Global economic crisis far from over: UN trade body

Global economic crisis far from over: UN trade body

Global economic crisis far from over: UN trade body

''The outlook is bleak,'' United Nations Conference on Trade and Development Director of Division on Globalisation and Development Strategies, Heiner Flassbeck told reporters at the UN headquarters in New York after releasing a report.

The world is still mired in a deep economic crisis and not much has been achieved in regulating the financial markets, Flassbeck said.

The real questions in that regard had not even been recognised, but thanks to the good reactions of some Governments, the economy had stabilised somewhat and the decline had bottomed out.

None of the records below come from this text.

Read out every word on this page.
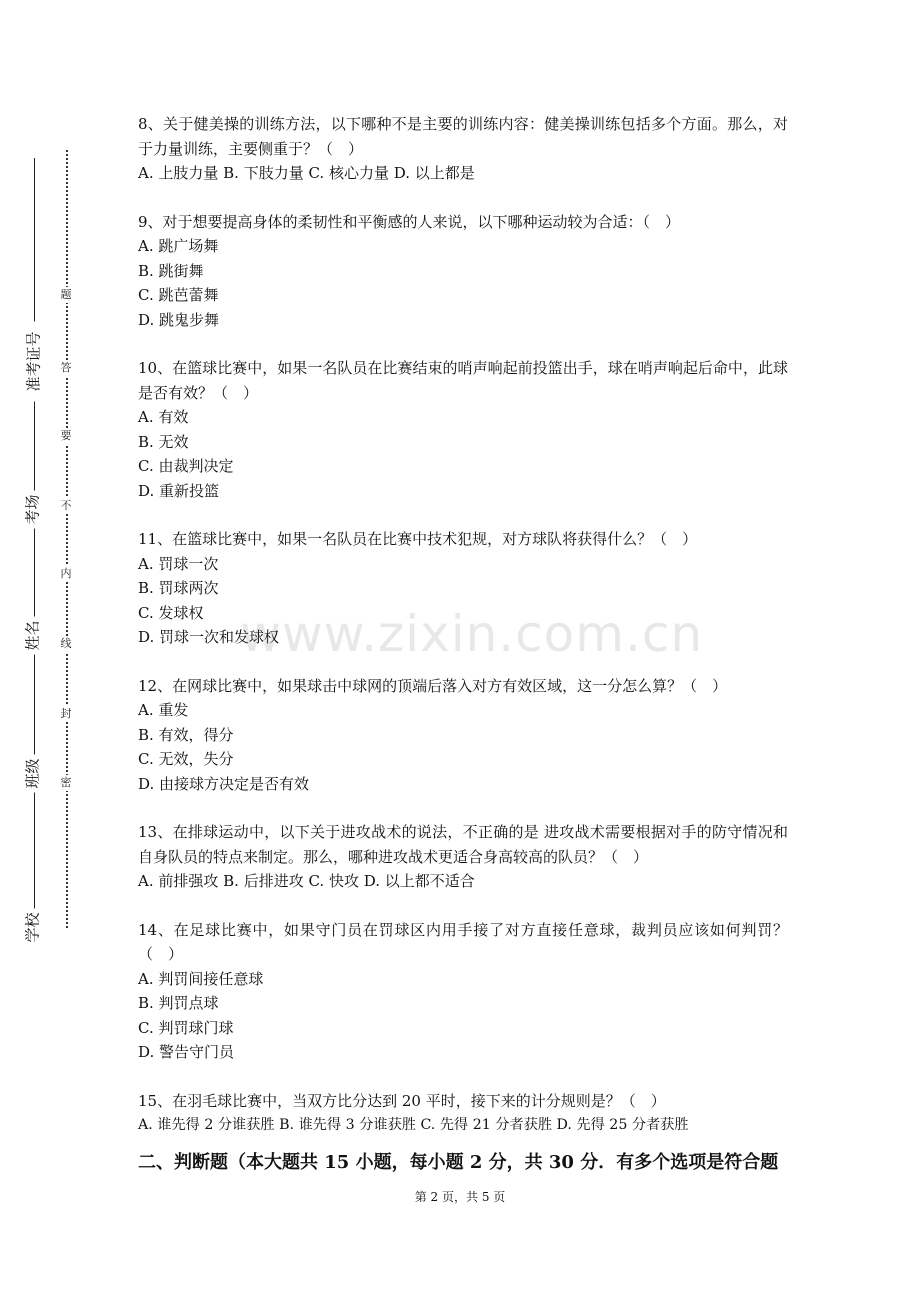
题
答
要
不
内
线
封
密
准考证号
考场
姓名
班级
学校
www.zixin.com.cn

8、关于健美操的训练方法，以下哪种不是主要的训练内容：健美操训练包括多个方面。那么，对于力量训练，主要侧重于？（　）

A. 上肢力量 B. 下肢力量 C. 核心力量 D. 以上都是

9、对于想要提高身体的柔韧性和平衡感的人来说，以下哪种运动较为合适：（　）

A. 跳广场舞

B. 跳街舞

C. 跳芭蕾舞

D. 跳鬼步舞

10、在篮球比赛中，如果一名队员在比赛结束的哨声响起前投篮出手，球在哨声响起后命中，此球是否有效？（　）

A. 有效

B. 无效

C. 由裁判决定

D. 重新投篮

11、在篮球比赛中，如果一名队员在比赛中技术犯规，对方球队将获得什么？（　）

A. 罚球一次

B. 罚球两次

C. 发球权

D. 罚球一次和发球权

12、在网球比赛中，如果球击中球网的顶端后落入对方有效区域，这一分怎么算？（　）

A. 重发

B. 有效，得分

C. 无效，失分

D. 由接球方决定是否有效

13、在排球运动中，以下关于进攻战术的说法，不正确的是 进攻战术需要根据对手的防守情况和自身队员的特点来制定。那么，哪种进攻战术更适合身高较高的队员？（　）

A. 前排强攻 B. 后排进攻 C. 快攻 D. 以上都不适合

14、在足球比赛中，如果守门员在罚球区内用手接了对方直接任意球，裁判员应该如何判罚？（　）

A. 判罚间接任意球

B. 判罚点球

C. 判罚球门球

D. 警告守门员

15、在羽毛球比赛中，当双方比分达到 20 平时，接下来的计分规则是？（　）

A. 谁先得 2 分谁获胜 B. 谁先得 3 分谁获胜 C. 先得 21 分者获胜 D. 先得 25 分者获胜

二、判断题（本大题共 15 小题，每小题 2 分，共 30 分．有多个选项是符合题
第 2 页，共 5 页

However, the perspective for growth was lacking, he noted.

Flassbeck said on the global level, private sector demand could only grow through consumption and investment, but rising unemployment and depressed wages depressed growth in consumption.

"Because capacity utilisation is 10 to 15 per cent below normal, there is no demand for new investments, and profits had in turn declined due to falling demand, he said urging governments to continue to stimulate the economy, stressing that talk of an "early exit strategy" was premature.

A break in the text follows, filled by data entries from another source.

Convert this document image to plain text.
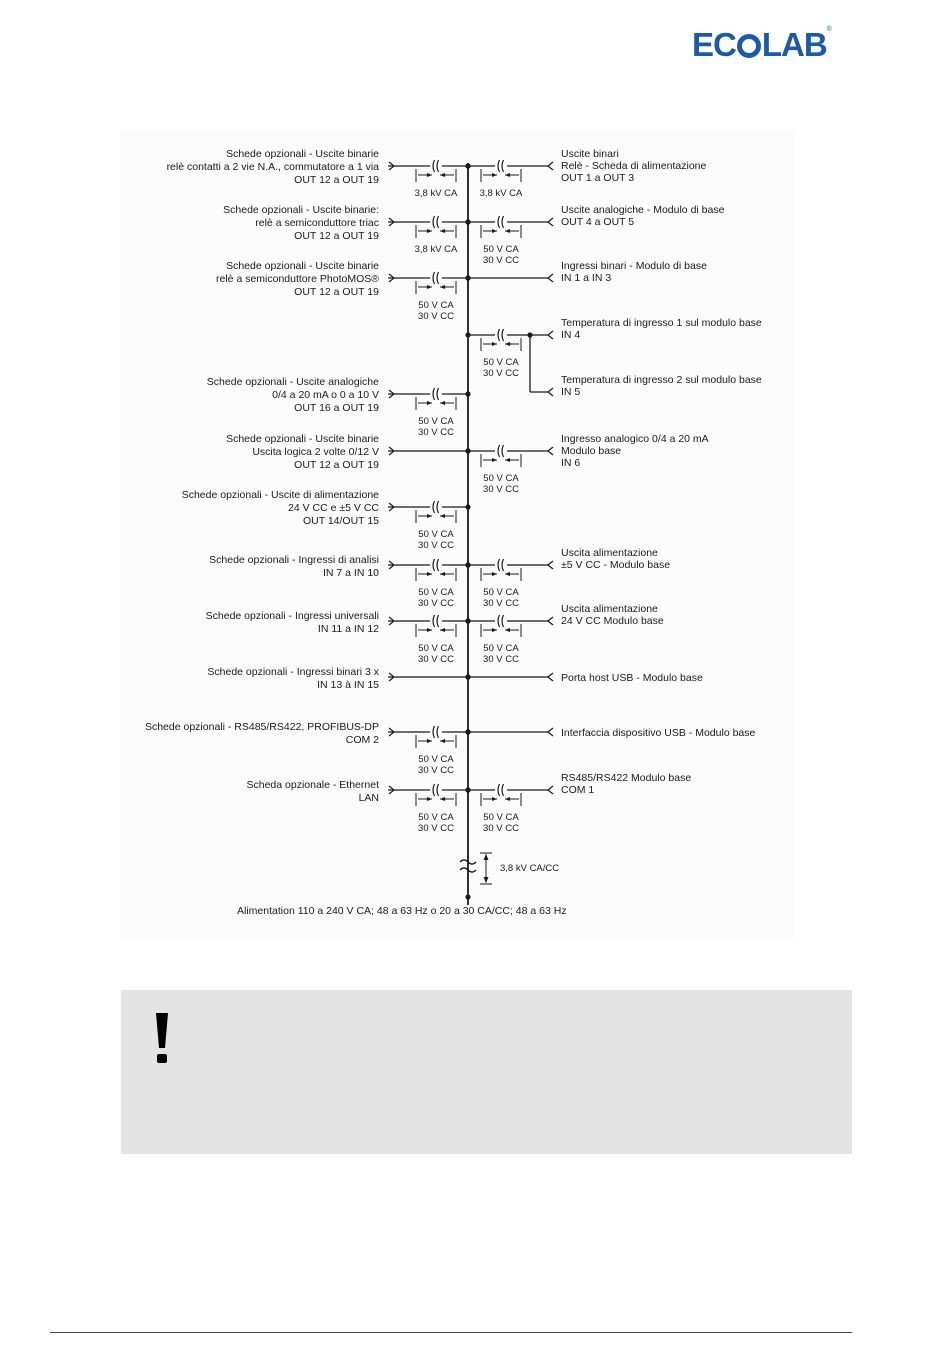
EC LAB®
3,8 kV CA/CC
Alimentation 110 a 240 V CA; 48 a 63 Hz o 20 a 30 CA/CC; 48 a 63 Hz
Schede opzionali - Uscite binarie
relè contatti a 2 vie N.A., commutatore a 1 via
OUT 12 a OUT 19
3,8 kV CA
Schede opzionali - Uscite binarie:
relè a semiconduttore triac
OUT 12 a OUT 19
3,8 kV CA
Schede opzionali - Uscite binarie
relè a semiconduttore PhotoMOS®
OUT 12 a OUT 19
50 V CA
30 V CC
Schede opzionali - Uscite analogiche
0/4 a 20 mA o 0 a 10 V
OUT 16 a OUT 19
50 V CA
30 V CC
Schede opzionali - Uscite binarie
Uscita logica 2 volte 0/12 V
OUT 12 a OUT 19
Schede opzionali - Uscite di alimentazione
24 V CC e ±5 V CC
OUT 14/OUT 15
50 V CA
30 V CC
Schede opzionali - Ingressi di analisi
IN 7 a IN 10
50 V CA
30 V CC
Schede opzionali - Ingressi universali
IN 11 a IN 12
50 V CA
30 V CC
Schede opzionali - Ingressi binari 3 x
IN 13 à IN 15
Schede opzionali - RS485/RS422, PROFIBUS-DP
COM 2
50 V CA
30 V CC
Scheda opzionale - Ethernet
LAN
50 V CA
30 V CC
Uscite binari
Relè - Scheda di alimentazione
OUT 1 a OUT 3
3,8 kV CA
Uscite analogiche - Modulo di base
OUT 4 a OUT 5
50 V CA
30 V CC	Ingressi binari - Modulo di base
IN 1 a IN 3
Temperatura di ingresso 1 sul modulo base
IN 4
50 V CA
30 V CC
Temperatura di ingresso 2 sul modulo base
IN 5
Ingresso analogico 0/4 a 20 mA
Modulo base
IN 6
50 V CA
30 V CC
Uscita alimentazione
±5 V CC - Modulo base
50 V CA
30 V CC	Uscita alimentazione
24 V CC Modulo base
50 V CA
30 V CC
Porta host USB - Modulo base
Interfaccia dispositivo USB - Modulo base
RS485/RS422 Modulo base
COM 1
50 V CA
30 V CC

Flassbeck said the crisis has not only been caused by the housing crisis, but also by bubbles in the commodity markets, the stock markets and the currency markets. "All the bubbles had collapsed at the same time," he added.

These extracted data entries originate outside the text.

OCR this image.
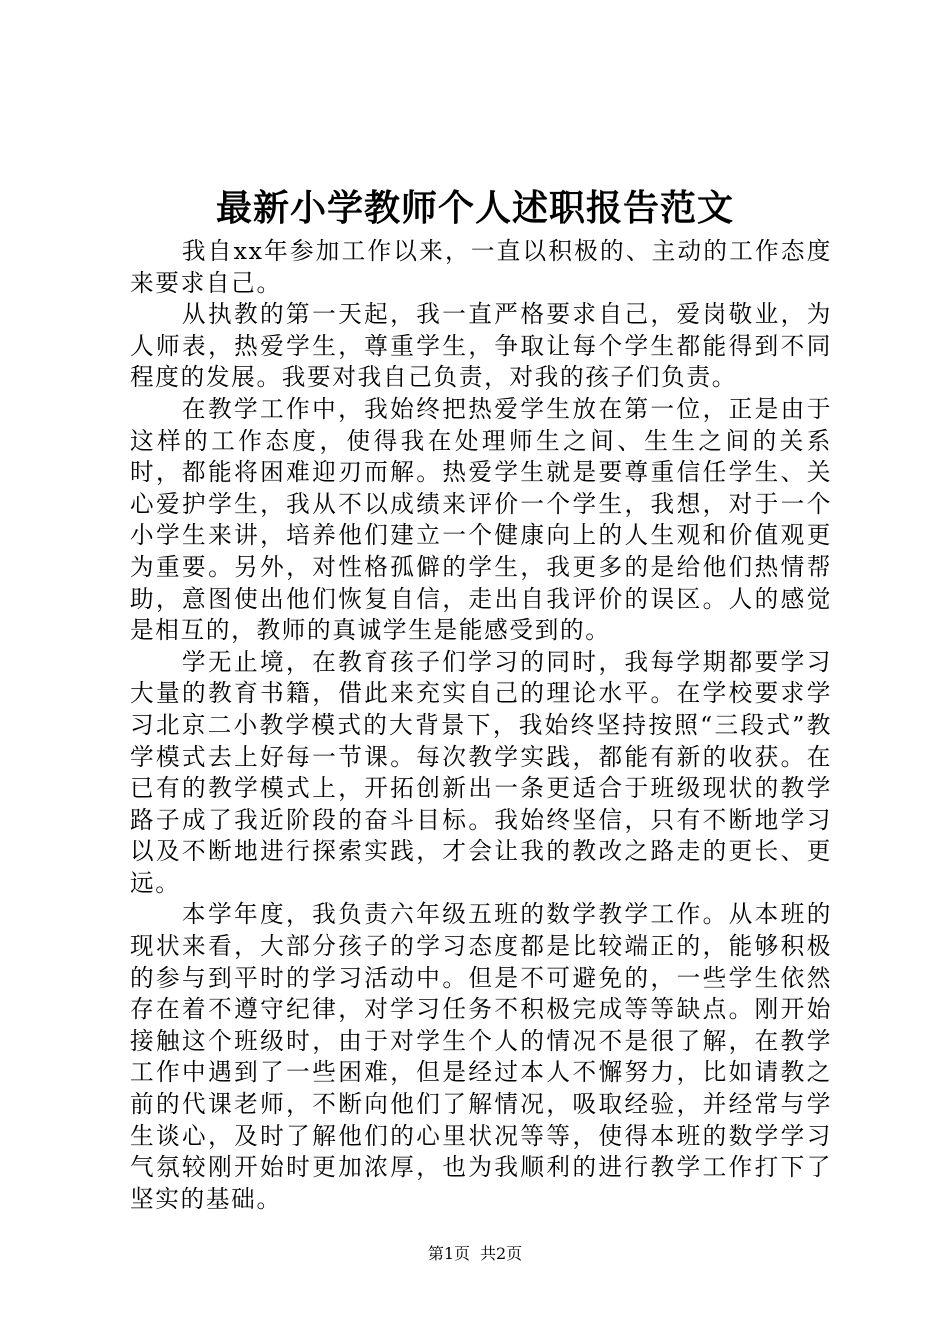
最新小学教师个人述职报告范文

我自xx年参加工作以来，一直以积极的、主动的工作态度来要求自己。

从执教的第一天起，我一直严格要求自己，爱岗敬业，为人师表，热爱学生，尊重学生，争取让每个学生都能得到不同程度的发展。我要对我自己负责，对我的孩子们负责。

在教学工作中，我始终把热爱学生放在第一位，正是由于这样的工作态度，使得我在处理师生之间、生生之间的关系时，都能将困难迎刃而解。热爱学生就是要尊重信任学生、关心爱护学生，我从不以成绩来评价一个学生，我想，对于一个小学生来讲，培养他们建立一个健康向上的人生观和价值观更为重要。另外，对性格孤僻的学生，我更多的是给他们热情帮助，意图使出他们恢复自信，走出自我评价的误区。人的感觉是相互的，教师的真诚学生是能感受到的。

学无止境，在教育孩子们学习的同时，我每学期都要学习大量的教育书籍，借此来充实自己的理论水平。在学校要求学习北京二小教学模式的大背景下，我始终坚持按照“三段式”教学模式去上好每一节课。每次教学实践，都能有新的收获。在已有的教学模式上，开拓创新出一条更适合于班级现状的教学路子成了我近阶段的奋斗目标。我始终坚信，只有不断地学习以及不断地进行探索实践，才会让我的教改之路走的更长、更远。

本学年度，我负责六年级五班的数学教学工作。从本班的现状来看，大部分孩子的学习态度都是比较端正的，能够积极的参与到平时的学习活动中。但是不可避免的，一些学生依然存在着不遵守纪律，对学习任务不积极完成等等缺点。刚开始接触这个班级时，由于对学生个人的情况不是很了解，在教学工作中遇到了一些困难，但是经过本人不懈努力，比如请教之前的代课老师，不断向他们了解情况，吸取经验，并经常与学生谈心，及时了解他们的心里状况等等，使得本班的数学学习气氛较刚开始时更加浓厚，也为我顺利的进行教学工作打下了坚实的基础。

第1页 共2页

In the last six months, the same bubbles were being inflated again in a "primitive attempt to anticipate a recovery that was not yet there," but they would deflate again when speculators realised that the global recovery was not as strong as anticipated.

Earlier releasing the report on trade and development for 2009, Miguel d’Escoto Brockmann, President of the General Assembly, said one year since the beginning of the crisis -- and after some USD 18 trillion had been spent on bailout and stimulus packages -- the rate of economic decline appeared to have diminished, but for many around the world the crisis is only beginning.

In addition to the adoption of the outcome document from the recent Conference on the World Financial and Economic Crisis and its Impact on Development, the General Assembly had established an open-ended working group to guide it in addressing the crisis, he said.

Brockmann said the report contained analysis and up-to -date information indicating that the crisis reflected the predominance of the financial market over the real economy.

The report also pointed out that speculation had been allowed to play too large a role and that, rather than contradicting development goals, climate change mitigation offered opportunities for development.